MAP60Csx(日本語版)がSDHC対応にファームアップ

便利度 :★★★★☆
工作度 :☆☆☆☆☆
推薦度 :★★★★☆
危険度 :☆☆☆☆☆


英語版MAP60Csxでは既に2009年3月公開のファームウェアVer.3.90 でSDHC規格のメモリーカードにに対応できるようになっていましたが、日本語版MAP60Csx 用のこれまでのファームウェア(~Ver 2.70) はSD規格にしか対応しておらず、したがってメモリー容量も2Gバイトが限界(図郭も最高2025パーティションまで)となっていました。
このため、純正のマップソースでも、“シティーナビゲーター”と“TOPO10m ” の2本の全領域(約2.3G)を入れるにも容量が不足するという状況だったのです。

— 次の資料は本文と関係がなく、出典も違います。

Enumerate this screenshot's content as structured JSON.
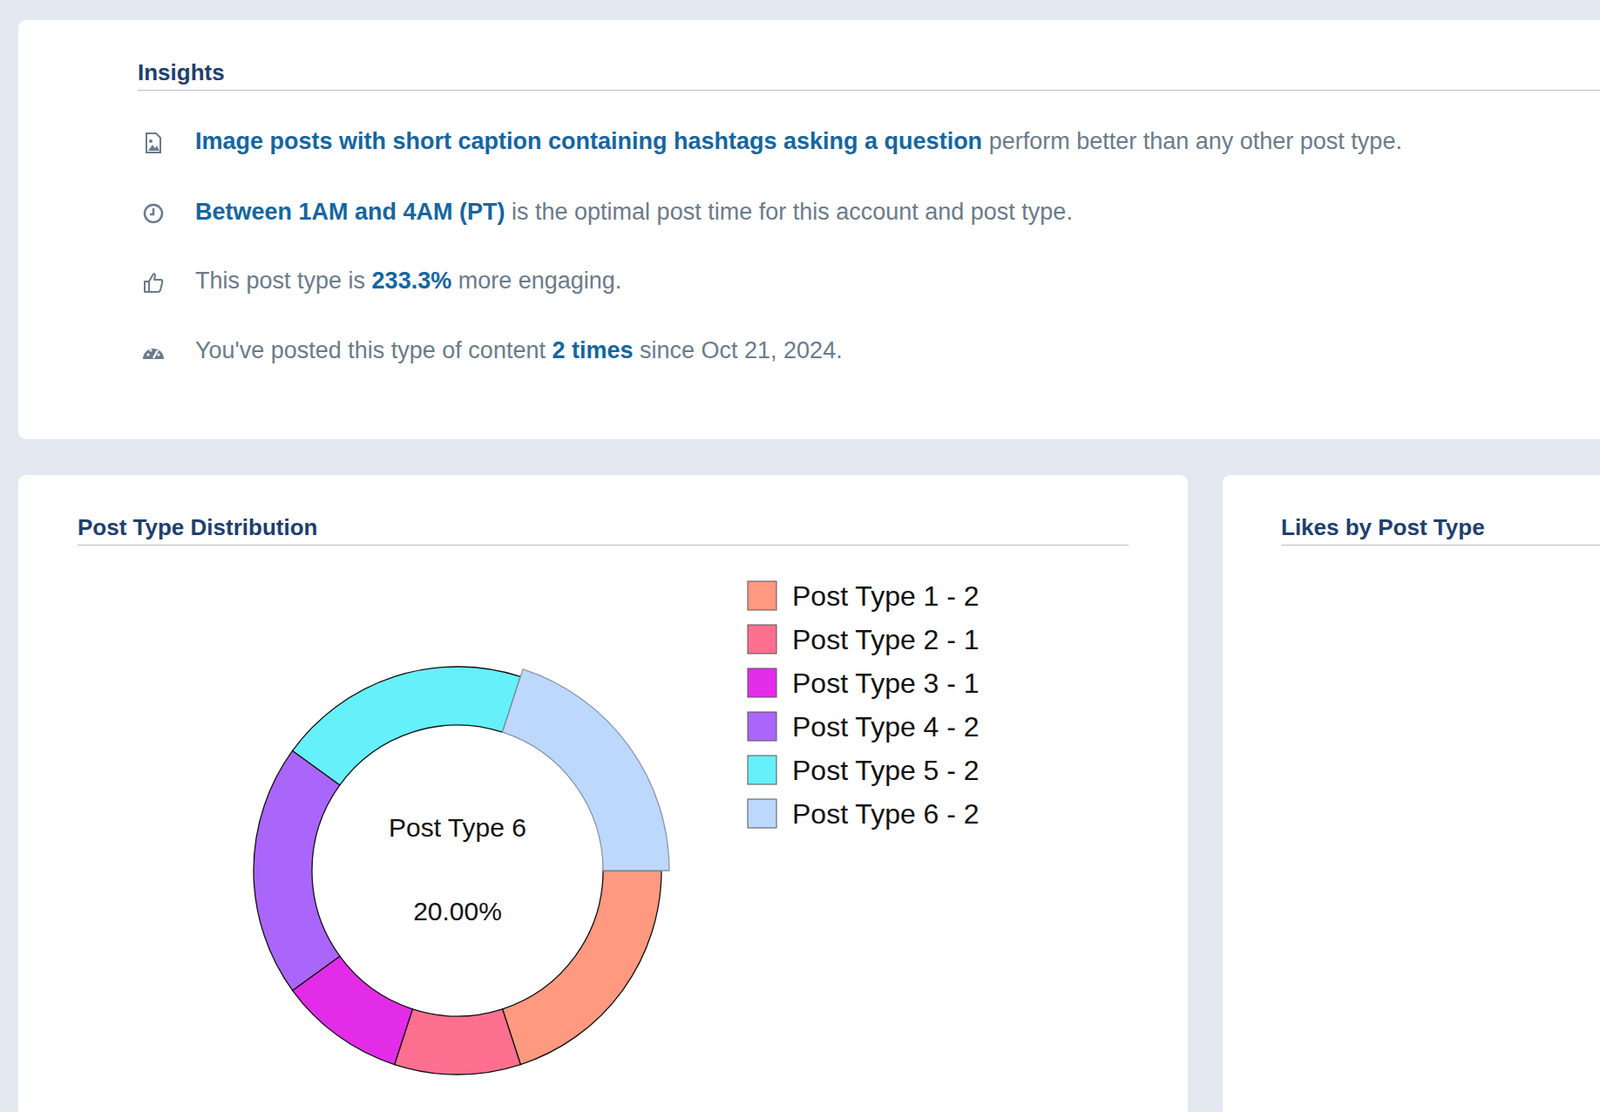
{
  "insights": {
    "title": "Insights",
    "items": [
      {
        "parts": [
          {
            "text": "Image posts with short caption containing hashtags asking a question",
            "strong": true
          },
          {
            "text": " perform better than any other post type.",
            "strong": false
          }
        ]
      },
      {
        "parts": [
          {
            "text": "Between 1AM and 4AM (PT)",
            "strong": true
          },
          {
            "text": " is the optimal post time for this account and post type.",
            "strong": false
          }
        ]
      },
      {
        "parts": [
          {
            "text": "This post type is ",
            "strong": false
          },
          {
            "text": "233.3%",
            "strong": true
          },
          {
            "text": " more engaging.",
            "strong": false
          }
        ]
      },
      {
        "parts": [
          {
            "text": "You've posted this type of content ",
            "strong": false
          },
          {
            "text": "2 times",
            "strong": true
          },
          {
            "text": " since Oct 21, 2024.",
            "strong": false
          }
        ]
      }
    ]
  },
  "chart_data": {
    "type": "pie",
    "title": "Post Type Distribution",
    "categories": [
      "Post Type 1",
      "Post Type 2",
      "Post Type 3",
      "Post Type 4",
      "Post Type 5",
      "Post Type 6"
    ],
    "values": [
      2,
      1,
      1,
      2,
      2,
      2
    ],
    "legend_labels": [
      "Post Type 1 - 2",
      "Post Type 2 - 1",
      "Post Type 3 - 1",
      "Post Type 4 - 2",
      "Post Type 5 - 2",
      "Post Type 6 - 2"
    ],
    "colors": [
      "#ff9980",
      "#ff7090",
      "#e22ce8",
      "#aa66fa",
      "#66f0fa",
      "#bcd8fd"
    ],
    "annotations": [
      "Post Type 6",
      "20.00%"
    ],
    "legend": "right"
  },
  "likes_card": {
    "title": "Likes by Post Type"
  }
}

しかし、今月(2009年7月)公開された日本語版用ファームウェアVer 2.80 でやっとSDHC規格のメモリーカードにも対応するようになりました。
このため、使用可能なメモリーに2Gバイトまでという上限が無くなり、理論上メモリー容量を32Gバイト?までアップすることも可能になったのです。
とはいえ、メーカー動作保障は4Gバイトまでとのことですが、4Gと言ってもそれだけあればシティーナビゲーターとTOPO10m を全部収納し、さらにUUDのROAD25000 と20m等高線と、それを10m等高線にするTOPO+(現在発売停止中)を全部入れてもまだ十分すぎる余裕が残る容量です。

Fup2
(ソフトバージョンが2.80に!)

・・・と言う訳で、早速 MAP60-Csx をファームアップし、上記の地図を全部入れてみる実験をしてみました。
maicroDSHCメモリーはGARMINとの相性がよいと言われている SanDisk 製を選び、容量はメーカーが動作保障をしている4Gバイトです。

Fup1
(新ファームをGARMINのウェブアップデーター、または代理店のサイトから更新する)

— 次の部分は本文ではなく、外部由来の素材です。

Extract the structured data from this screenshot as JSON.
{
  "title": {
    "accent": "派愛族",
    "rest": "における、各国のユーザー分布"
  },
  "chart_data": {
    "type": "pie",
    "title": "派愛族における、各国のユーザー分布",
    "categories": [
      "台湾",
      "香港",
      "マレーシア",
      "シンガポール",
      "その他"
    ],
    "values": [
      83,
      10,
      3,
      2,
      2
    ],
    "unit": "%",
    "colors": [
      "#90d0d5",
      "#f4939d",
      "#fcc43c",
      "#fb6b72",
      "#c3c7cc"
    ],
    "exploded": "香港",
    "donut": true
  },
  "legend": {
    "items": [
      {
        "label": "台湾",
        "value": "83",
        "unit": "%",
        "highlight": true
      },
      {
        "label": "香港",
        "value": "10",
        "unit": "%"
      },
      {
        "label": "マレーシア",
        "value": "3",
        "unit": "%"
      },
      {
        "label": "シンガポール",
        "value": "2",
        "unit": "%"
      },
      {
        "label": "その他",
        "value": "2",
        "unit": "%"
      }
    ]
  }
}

マップソースを起動し、“シティーナビゲーターVer.7.0“と”TOPO10m Ver.7.0”、さらにUUDの“Japan Road 25000 Ver.1.0”と“20m等高線TOPO Ver.2.0”とそれを10m等高線にする“TOPO+Ver.2.0(現在発売停止中)”の5種類の地図の全領域を選択してみました。
(私はMAP60-Csx でロック解除している地図は古いシティーナビゲーターVer.7.0と、TOPO10m のVer.7.0しか持っていないのであしからず!)

Mp3map

マップソース・アプリケーションの画面(画像↑)を確認すると、これだけの地図を選択しても大きさは1896パーティションでトータルで約3Gバイト、4GのマイクロSDには十分すぎる程の空き容量を残せる大きさです。

後はこれを転送すればOKなのですが・・・・、USBケーブル経由でGPSユニットに転送したのでは、これだけのボリュームだと終了まで何時間かかるか判りません。
パフォーマンスの高いパソコンで仮想メモリーも多めに設定して作業を行えば転送時間は大幅に短縮できると思いますが、私の骨董品的PCにとってはシティーナビゲーター等のルート計算データーの多い地図の転送は時間のかかる厄介な作業となります。

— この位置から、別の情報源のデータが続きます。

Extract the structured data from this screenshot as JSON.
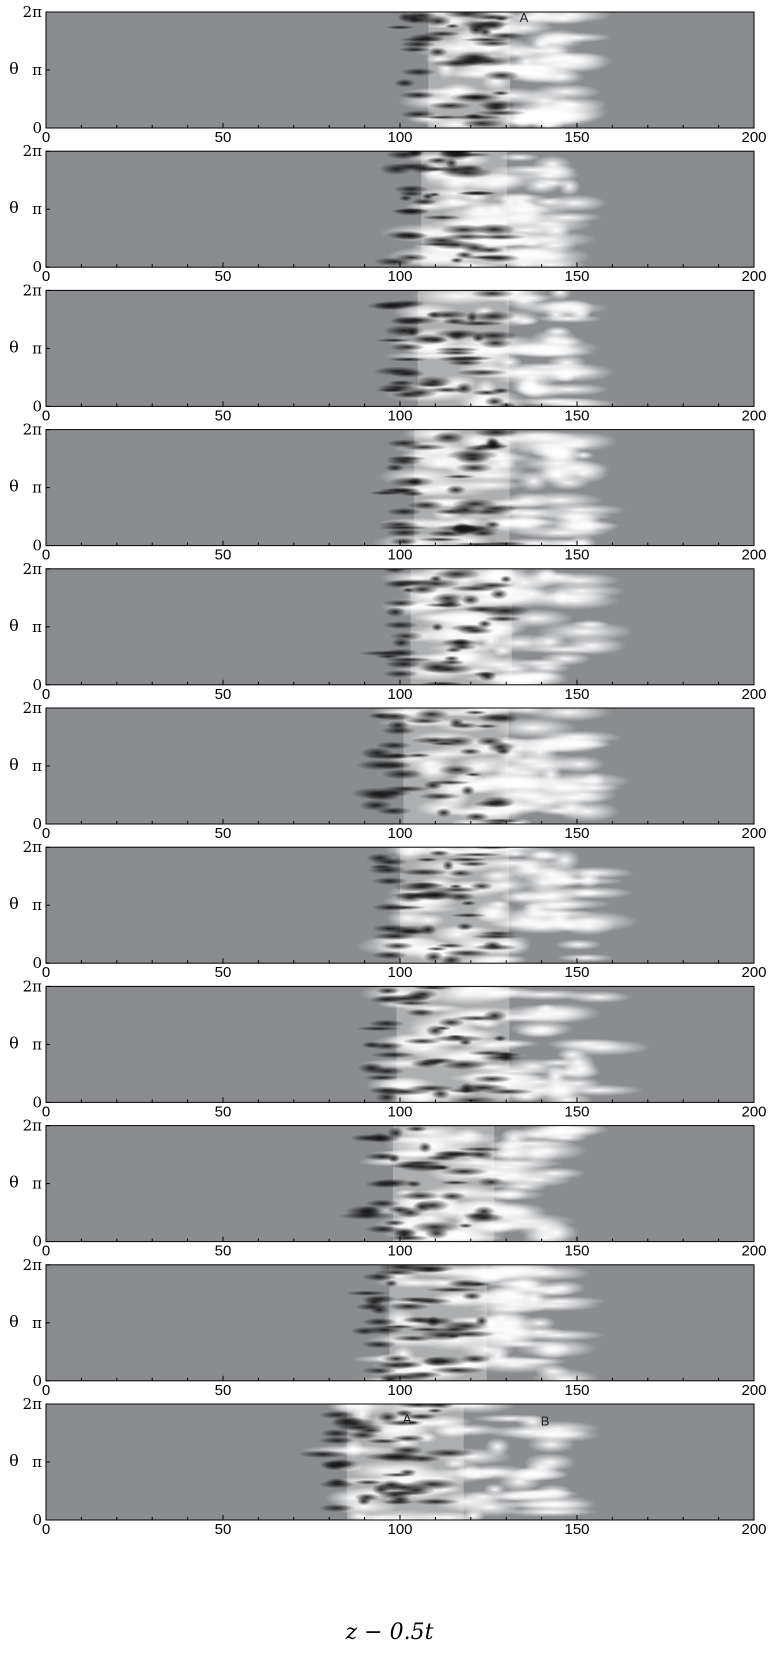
{
  "figure": {
    "xlabel": "z − 0.5t",
    "ylabel": "θ",
    "x_ticks": [
      "0",
      "50",
      "100",
      "150",
      "200"
    ],
    "y_ticks": [
      "0",
      "π",
      "2π"
    ],
    "colors": {
      "background_field": "#8a8c8f",
      "dark_streak": "#111111",
      "light_streak": "#ffffff",
      "axis": "#000000"
    }
  },
  "chart_data": [
    {
      "type": "heatmap",
      "panel": 1,
      "xlim": [
        0,
        200
      ],
      "ylim": [
        0,
        6.2832
      ],
      "front_x": 108,
      "pattern_extent": [
        100,
        150
      ],
      "annotations": [
        {
          "text": "A",
          "x": 135,
          "y": 6.0
        }
      ]
    },
    {
      "type": "heatmap",
      "panel": 2,
      "xlim": [
        0,
        200
      ],
      "ylim": [
        0,
        6.2832
      ],
      "front_x": 106,
      "pattern_extent": [
        98,
        150
      ],
      "annotations": []
    },
    {
      "type": "heatmap",
      "panel": 3,
      "xlim": [
        0,
        200
      ],
      "ylim": [
        0,
        6.2832
      ],
      "front_x": 105,
      "pattern_extent": [
        97,
        152
      ],
      "annotations": []
    },
    {
      "type": "heatmap",
      "panel": 4,
      "xlim": [
        0,
        200
      ],
      "ylim": [
        0,
        6.2832
      ],
      "front_x": 104,
      "pattern_extent": [
        96,
        153
      ],
      "annotations": []
    },
    {
      "type": "heatmap",
      "panel": 5,
      "xlim": [
        0,
        200
      ],
      "ylim": [
        0,
        6.2832
      ],
      "front_x": 103,
      "pattern_extent": [
        95,
        155
      ],
      "annotations": []
    },
    {
      "type": "heatmap",
      "panel": 6,
      "xlim": [
        0,
        200
      ],
      "ylim": [
        0,
        6.2832
      ],
      "front_x": 101,
      "pattern_extent": [
        93,
        155
      ],
      "annotations": []
    },
    {
      "type": "heatmap",
      "panel": 7,
      "xlim": [
        0,
        200
      ],
      "ylim": [
        0,
        6.2832
      ],
      "front_x": 100,
      "pattern_extent": [
        92,
        156
      ],
      "annotations": []
    },
    {
      "type": "heatmap",
      "panel": 8,
      "xlim": [
        0,
        200
      ],
      "ylim": [
        0,
        6.2832
      ],
      "front_x": 99,
      "pattern_extent": [
        91,
        157
      ],
      "annotations": []
    },
    {
      "type": "heatmap",
      "panel": 9,
      "xlim": [
        0,
        200
      ],
      "ylim": [
        0,
        6.2832
      ],
      "front_x": 98,
      "pattern_extent": [
        90,
        150
      ],
      "annotations": []
    },
    {
      "type": "heatmap",
      "panel": 10,
      "xlim": [
        0,
        200
      ],
      "ylim": [
        0,
        6.2832
      ],
      "front_x": 97,
      "pattern_extent": [
        89,
        147
      ],
      "annotations": []
    },
    {
      "type": "heatmap",
      "panel": 11,
      "xlim": [
        0,
        200
      ],
      "ylim": [
        0,
        6.2832
      ],
      "front_x": 85,
      "pattern_extent": [
        78,
        145
      ],
      "annotations": [
        {
          "text": "A",
          "x": 102,
          "y": 5.5
        },
        {
          "text": "B",
          "x": 141,
          "y": 5.4
        }
      ]
    }
  ]
}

ここではGPSユニットをUSBケーブルでPCに接続せず、GPS本体からマイクロSDを取り出し、アダプターを介してPCのSDカードスロットに挿入するか、SDHC対応のカードリーダーを使って転送をしましょう。
こうすれば転送時間を短縮できるはずなのですが・・・?、それでも就寝前に開始して翌朝終了しているのを確認した方がイライラしないで済むと思います。(できたらPCをLANから切り離し、ウイルス対策ソフトも停止しておいたほうが良いかもしれません)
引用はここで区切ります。